Le bon, la brute et le truand

Aujourd’hui, aux États-Unis, le techno-solutionnisme est plus florissant que jamais. Étant donné le pouvoir économique et culturel de l’industrie technologique aux États-Unis, les technologues, les politiciens, les théoriciens et les philanthropes sont tous désireux de proposer les nouvelles technologies comme solution aux problèmes structurels, systémiques et politiques. Mais voici le dilemme : la technologie reflète et amplifie constamment le bon, le mauvais et le laid de la société [3].

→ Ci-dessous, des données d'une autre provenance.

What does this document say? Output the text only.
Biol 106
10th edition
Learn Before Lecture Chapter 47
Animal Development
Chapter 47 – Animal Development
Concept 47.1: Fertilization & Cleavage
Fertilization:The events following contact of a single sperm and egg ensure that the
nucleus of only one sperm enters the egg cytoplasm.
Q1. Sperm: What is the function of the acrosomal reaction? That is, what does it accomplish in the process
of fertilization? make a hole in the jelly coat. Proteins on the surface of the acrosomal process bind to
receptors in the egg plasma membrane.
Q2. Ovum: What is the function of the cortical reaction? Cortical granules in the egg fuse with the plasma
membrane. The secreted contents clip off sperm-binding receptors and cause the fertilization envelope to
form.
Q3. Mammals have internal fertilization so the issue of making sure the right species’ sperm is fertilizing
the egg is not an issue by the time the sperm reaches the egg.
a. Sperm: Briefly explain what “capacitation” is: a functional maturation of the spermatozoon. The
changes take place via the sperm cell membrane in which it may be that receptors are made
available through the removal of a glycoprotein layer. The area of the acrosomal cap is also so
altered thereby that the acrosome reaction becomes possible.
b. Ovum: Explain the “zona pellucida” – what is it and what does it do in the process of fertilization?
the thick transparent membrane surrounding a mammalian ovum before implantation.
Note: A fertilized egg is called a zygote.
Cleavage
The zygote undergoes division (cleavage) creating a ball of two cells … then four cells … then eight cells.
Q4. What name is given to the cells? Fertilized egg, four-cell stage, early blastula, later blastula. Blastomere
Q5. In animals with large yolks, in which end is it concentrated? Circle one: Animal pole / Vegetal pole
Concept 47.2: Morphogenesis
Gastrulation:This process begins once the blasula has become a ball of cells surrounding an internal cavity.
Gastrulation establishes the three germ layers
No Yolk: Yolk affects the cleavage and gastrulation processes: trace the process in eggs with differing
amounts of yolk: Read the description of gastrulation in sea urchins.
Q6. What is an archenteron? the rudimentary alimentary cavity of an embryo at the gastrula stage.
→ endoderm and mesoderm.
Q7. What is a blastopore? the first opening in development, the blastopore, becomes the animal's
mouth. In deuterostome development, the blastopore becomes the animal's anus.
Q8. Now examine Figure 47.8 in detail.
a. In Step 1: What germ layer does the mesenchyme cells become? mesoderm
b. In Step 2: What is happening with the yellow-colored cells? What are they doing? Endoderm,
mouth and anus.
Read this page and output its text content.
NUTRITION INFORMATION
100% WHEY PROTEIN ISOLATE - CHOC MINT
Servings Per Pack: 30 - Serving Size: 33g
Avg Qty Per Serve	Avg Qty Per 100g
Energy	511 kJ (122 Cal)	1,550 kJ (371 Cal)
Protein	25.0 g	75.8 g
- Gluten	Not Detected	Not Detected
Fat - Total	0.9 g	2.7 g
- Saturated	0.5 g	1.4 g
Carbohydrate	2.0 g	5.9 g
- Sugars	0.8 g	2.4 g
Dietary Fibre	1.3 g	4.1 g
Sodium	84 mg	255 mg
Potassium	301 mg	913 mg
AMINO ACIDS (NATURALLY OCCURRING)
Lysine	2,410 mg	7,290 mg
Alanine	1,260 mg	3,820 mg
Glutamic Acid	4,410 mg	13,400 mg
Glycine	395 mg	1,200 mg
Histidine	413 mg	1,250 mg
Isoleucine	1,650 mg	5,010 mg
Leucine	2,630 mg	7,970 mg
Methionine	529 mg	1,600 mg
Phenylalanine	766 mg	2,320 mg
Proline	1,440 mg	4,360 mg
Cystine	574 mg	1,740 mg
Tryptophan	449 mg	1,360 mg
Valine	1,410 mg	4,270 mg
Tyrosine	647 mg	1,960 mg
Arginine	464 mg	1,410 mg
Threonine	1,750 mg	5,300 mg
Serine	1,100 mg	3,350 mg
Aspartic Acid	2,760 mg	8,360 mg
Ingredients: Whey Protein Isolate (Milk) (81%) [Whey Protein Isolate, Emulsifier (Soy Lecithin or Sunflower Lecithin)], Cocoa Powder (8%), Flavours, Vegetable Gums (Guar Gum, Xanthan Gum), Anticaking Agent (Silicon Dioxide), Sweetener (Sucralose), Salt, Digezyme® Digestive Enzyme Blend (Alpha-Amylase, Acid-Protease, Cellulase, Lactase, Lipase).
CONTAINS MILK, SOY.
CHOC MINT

Il suffit de penser qu’au cours de la dernière décennie, nous avons assisté à l’adoption généralisée de technologies centrées sur les données dans notre système de justice pénale, de la police aux tribunaux [4]. L’État de droit et le désir d’instaurer une justice égale pour tous sont au cœur de l’expérience américaine de la démocratie. Et pourtant, nous savons que cet objectif n’a pas été atteint, que les recours légaux et les résultats justes, continuent d’être refusés à bien des gens. Les protestations contre la brutalité et la violence policières - y compris, plus particulièrement, les soulèvements pour la défense de la vie des Noirs qui ont balayé le pays en 2020 - ont, à juste titre, mis ces préoccupations urgentes au premier plan de la vie américaine. Ces protestations ont eu lieu dans un contexte de solutionnisme technologique croissant dans notre système judiciaire. Au cours des dix dernières années, nous avons assisté au déploiement des caméras corporelles de la police pour enregistrer les interactions avec les membres des communautés noires et métissées déjà surveillées, en tant que mécanisme de responsabilisation de la police [5] ; elles ont été déployées avec peu de recherches pour soutenir les affirmations selon lesquelles elles augmenteraient en fait la responsabilisation de la police et un manque de clarté sur les politiques nécessaires pour obtenir ce résultat [6]. Nous avons vu l’inclusion de systèmes algorithmiques d’évaluation des risques dans les salles d’audience qui fournissent des conseils aux juges - à l’aide de données et de modèles de données biaisés et non vérifiés - sur la détermination de la peine et la mise en liberté sous caution, faisant atterrir des individus en prison sans aucun recours légal pour contester l’outil qui les y a envoyés [7]. Et l’utilisation très attendue des technologies de reconnaissance faciale par les forces de l’ordre, encore une fois sans reconnaissance de la manière dont ces technologies abrogent les libertés civiles [8] et les principes de base de la pratique démocratique, n’a été interrompue que récemment grâce aux efforts concentrés sur plusieurs années d’une coalition de groupes de défense des droits et d’universitaires de couleur qui ont compris le préjudice potentiel dès le départ [9].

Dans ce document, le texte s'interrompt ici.